Un cas d’infarctus cérébral aigu causé par un myxome de l’oreillette gauche
Introduction
Ce rapport décrit le cas d’un homme de 42 ans présentant un infarctus cérébral aigu secondaire à un myxome de l’oreillette gauche. Ce cas illustre l’importance de rechercher une origine cardiaque chez les jeunes patients présentant des symptômes évocateurs d’accident vasculaire cérébral (AVC), même en l’absence de manifestations cardiaques évidentes.
Présentation clinique et prise en charge initiale
Le patient, mesurant 178 cm pour 70 kg, a été admis aux urgences le 4 juillet 2018 pour des vertiges et une faiblesse du membre gauche évoluant depuis cinq jours. Les symptômes sont apparus lors d’une séance de surf intense à Sanya (Chine), accompagnés de nausées et de vomissements. Une hypotension (90/60 mmHg) a été notée à l’arrivée à l’hôpital local, avec une glycémie normale (5,0 mmol/L). Un traitement par glucose, vitamine C et chlorure de potassium a entraîné une légère amélioration.
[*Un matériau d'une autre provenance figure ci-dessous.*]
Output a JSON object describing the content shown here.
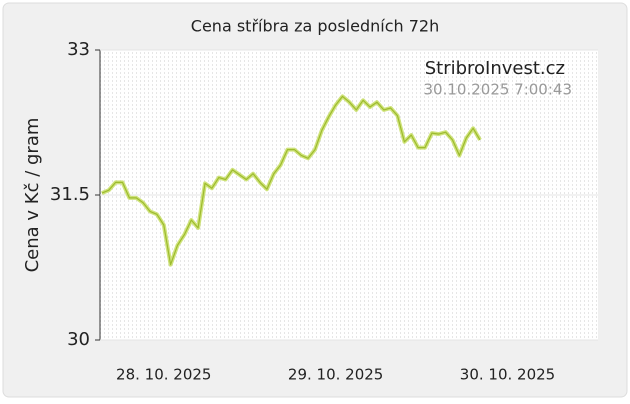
{
  "chart_data": {
    "type": "line",
    "title": "Cena stříbra za posledních 72h",
    "y_label": "Cena v Kč / gram",
    "annotations": [
      "StribroInvest.cz",
      "30.10.2025 7:00:43"
    ],
    "categories": [
      null,
      null,
      null,
      null,
      null,
      null,
      null,
      null,
      null,
      null,
      "28. 10. 2025",
      null,
      null,
      null,
      null,
      null,
      null,
      null,
      null,
      null,
      null,
      null,
      null,
      null,
      null,
      null,
      null,
      null,
      null,
      null,
      null,
      null,
      null,
      null,
      null,
      "29. 10. 2025",
      null,
      null,
      null,
      null,
      null,
      null,
      null,
      null,
      null,
      null,
      null,
      null,
      null,
      null,
      null,
      null,
      null,
      null,
      null,
      null,
      null,
      null,
      null,
      null,
      "30. 10. 2025",
      null,
      null,
      null,
      null,
      null,
      null,
      null,
      null,
      null,
      null,
      null
    ],
    "series": [
      {
        "name": "Cena",
        "color": "#c3dc5a",
        "values": [
          null,
          31.52,
          31.55,
          31.63,
          31.63,
          31.47,
          31.47,
          31.42,
          31.33,
          31.3,
          31.19,
          30.78,
          30.98,
          31.09,
          31.24,
          31.16,
          31.62,
          31.57,
          31.68,
          31.66,
          31.76,
          31.71,
          31.66,
          31.72,
          31.63,
          31.56,
          31.72,
          31.81,
          31.97,
          31.97,
          31.91,
          31.88,
          31.97,
          32.17,
          32.31,
          32.43,
          32.52,
          32.46,
          32.38,
          32.48,
          32.41,
          32.46,
          32.38,
          32.4,
          32.32,
          32.05,
          32.12,
          31.99,
          31.99,
          32.14,
          32.13,
          32.15,
          32.07,
          31.91,
          32.09,
          32.19,
          32.07,
          null,
          null,
          null,
          null,
          null,
          null,
          null,
          null,
          null,
          null,
          null,
          null,
          null,
          null,
          null
        ]
      }
    ],
    "ylim": [
      30,
      33
    ],
    "yticks": [
      30,
      31.5,
      33
    ],
    "grid": true
  }
}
À son retour à Pékin, une IRM cérébrale avec séquences de diffusion a révélé des infarctus aigus et subaigus multiples localisés aux lobes frontaux bilatéraux, au lobe pariétal droit, aux ventricules latéraux, aux noyaux gris centraux, au thalamus et au lobe temporal pariétal. Le diagnostic d’infarctus cérébral aigu a été retenu.
Bilan diagnostique et résultats
L’examen physique à l’hôpital Dongzhimen a montré des paramètres vitaux normaux : température 36,3 °C, fréquence cardiaque 76/min, pression artérielle 124/78 mmHg. L’examen neurologique a objectivé une force musculaire de grade IV au membre gauche avec un signe de Barré positif. L’échocardiographie a mis en évidence un myxome de l’oreillette gauche associé à une dilatation auriculaire. Un monitoring électrocardiographique de 24 heures a détecté un rythme sinusal avec extrasystoles ventriculaires.
Antécédents et facteurs de risque
Le patient avait subi une cholécystectomie sept ans auparavant et présentait des antécédents d’obésité (IMC 30 à 95 kg), corrigée par un régime et une activité physique régulière (IMC 22 à 70 kg lors de l’hospitalisation). Une sérologie syphilitique s’est révélée positive (TPHA : 4,75), sans lien connu avec la pathologie cardiaque.
Traitement et évolution
Le patient a bénéficié d’une exérèse chirurgicale du myxome en août 2018 à l’hôpital FuWai. L’analyse histologique a confirmé le diagnostic de myxome sans infiltration tumorale de la paroi cardiaque. À distance de l’intervention, une récupération neurologique complète a été observée.
Discussion
Les myxomes cardiaques représentent 50 % des tumeurs cardiaques primitives. Ils sont responsables d’environ 2 % des AVC chez les jeunes, souvent avant l’apparition de symptômes cardiaques. L’embolie cérébrale constitue la manifestation inaugurale dans 55,6 % des cas.
Plusieurs éléments singularisent ce cas :
- Le déclenchement des symptômes lors d’un effort physique intense, possiblement favorisant la migration embolique.
- La présence d’une sérologie syphilitique positive, jamais décrite en association avec un myxome.
- L’histoire d’obésité corrigée par une perte pondérale rapide, dont l’impact cardiovasculaire mérite exploration.
Implications cliniques
Ce cas souligne :
- La nécessité d’inclure les sources cardiaques dans le bilan étiologique des AVC du sujet jeune.
- L’intérêt de l’échocardiographie systématique en cas d’infarctus cérébral inexpliqué.
- L’importance d’un traitement chirurgical précoce pour prévenir les récidives emboliques.
Conclusion
Ce cas rappelle la capacité des myxomes cardiaques à se manifester par des complications neurologiques isolées. L’association inédite avec une syphilis latente et les interrogations sur le rôle de l’effort physique intense ou des variations pondérales rapides justifient des investigations complémentaires.